Pomodoro Sauce: Store-Bought Is a Valid Lifestyle Choice
Use whatever jarred red sauce you actually like—pomodoro, marinara, “Sunday sauce,” “grandma’s secret,” whatever marketing magic you fell for. If it tastes a little flat, a tiny splash of the reserved tomato liquid and a sprinkle of Parmesan usually fixes it because cheese is basically edible problem-solving.
Artichokes + Sun-Dried Tomatoes: Fancy on Autopilot
If you don’t have artichokes, swap in sliced olives, roasted red peppers, or even canned mushrooms—this dish is forgiving like that friend who always says “no worries” and means it. Sun-dried tomatoes can be replaced with a spoonful of pesto or a shake of Italian seasoning, and nobody at the table needs to know what you skipped.
Asparagus Alternatives for When It’s Not Asparagus Season
Broccoli florets, green beans, zucchini, or spinach all work—just adjust cook time so you don’t end up with mush. Spinach goes in at the very end and wilts fast, because spinach is dramatic and needs constant attention.

The Pan Trick That Makes Everything Taste Better
Don’t crowd the skillet—give the sausage space so it browns instead of steaming into pale disappointment. And let the veggies sit untouched for a minute or two before stirring, because a little browning is basically free flavor you didn’t have to earn.
Parmesan Strategy: Don’t Be a Hero
Use the good Parmesan if you have it, but the pre-grated stuff is fine for weeknights when you’re operating on vibes and caffeine. Just save a little for the top, because finishing cheese is the culinary equivalent of putting on mascara—suddenly everything looks intentional.

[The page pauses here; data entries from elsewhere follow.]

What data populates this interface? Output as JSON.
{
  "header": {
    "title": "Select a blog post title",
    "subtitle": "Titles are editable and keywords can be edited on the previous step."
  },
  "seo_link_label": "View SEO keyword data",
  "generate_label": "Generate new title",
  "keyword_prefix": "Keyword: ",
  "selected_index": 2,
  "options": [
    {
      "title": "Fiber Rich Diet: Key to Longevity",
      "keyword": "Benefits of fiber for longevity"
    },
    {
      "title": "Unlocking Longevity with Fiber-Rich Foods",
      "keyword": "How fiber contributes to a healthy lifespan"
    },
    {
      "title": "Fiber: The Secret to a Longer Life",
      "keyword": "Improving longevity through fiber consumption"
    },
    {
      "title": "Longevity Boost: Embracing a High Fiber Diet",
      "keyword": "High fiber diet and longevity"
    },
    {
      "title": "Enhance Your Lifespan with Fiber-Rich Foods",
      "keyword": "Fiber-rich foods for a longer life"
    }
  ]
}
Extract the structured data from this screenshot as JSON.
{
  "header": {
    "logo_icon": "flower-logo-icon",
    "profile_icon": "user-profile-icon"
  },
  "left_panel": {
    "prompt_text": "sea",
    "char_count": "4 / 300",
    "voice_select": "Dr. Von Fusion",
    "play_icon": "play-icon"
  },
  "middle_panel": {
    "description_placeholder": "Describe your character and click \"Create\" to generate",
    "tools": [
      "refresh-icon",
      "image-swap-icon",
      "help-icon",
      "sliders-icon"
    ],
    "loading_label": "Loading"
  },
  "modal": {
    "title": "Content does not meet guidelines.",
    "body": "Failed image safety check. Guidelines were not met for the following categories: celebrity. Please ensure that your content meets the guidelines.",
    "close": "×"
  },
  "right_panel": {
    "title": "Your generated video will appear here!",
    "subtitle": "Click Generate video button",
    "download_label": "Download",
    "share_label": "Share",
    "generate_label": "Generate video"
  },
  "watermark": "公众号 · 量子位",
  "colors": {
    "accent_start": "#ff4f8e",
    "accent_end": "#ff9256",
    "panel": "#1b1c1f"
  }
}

Make It Spicy, Make It Yours
If you like heat, add red pepper flakes when the sausage is browning, or stir a little Calabrian chili paste into the sauce. Even hot sauce works in a pinch, because spice covers a multitude of weekday sins.
Meal Prep and Leftovers That Don’t Get Weird
Store the quinoa and sausage-pomodoro topping separately if you can; it keeps the quinoa from soaking up all the sauce like a sponge with attachment issues. Reheat with a splash of water or extra sauce, and don’t microwave it to death unless you enjoy rubbery sausage.
Freezer-Friendly(ish) Reality Check
The sausage-and-sauce portion freezes great, but quinoa can get a little soft when thawed—still totally edible, just less “fluffy perfection” and more “I’m hungry, let’s move on.” If you’re freezing, freeze the topping and cook fresh quinoa later like the practical genius you are.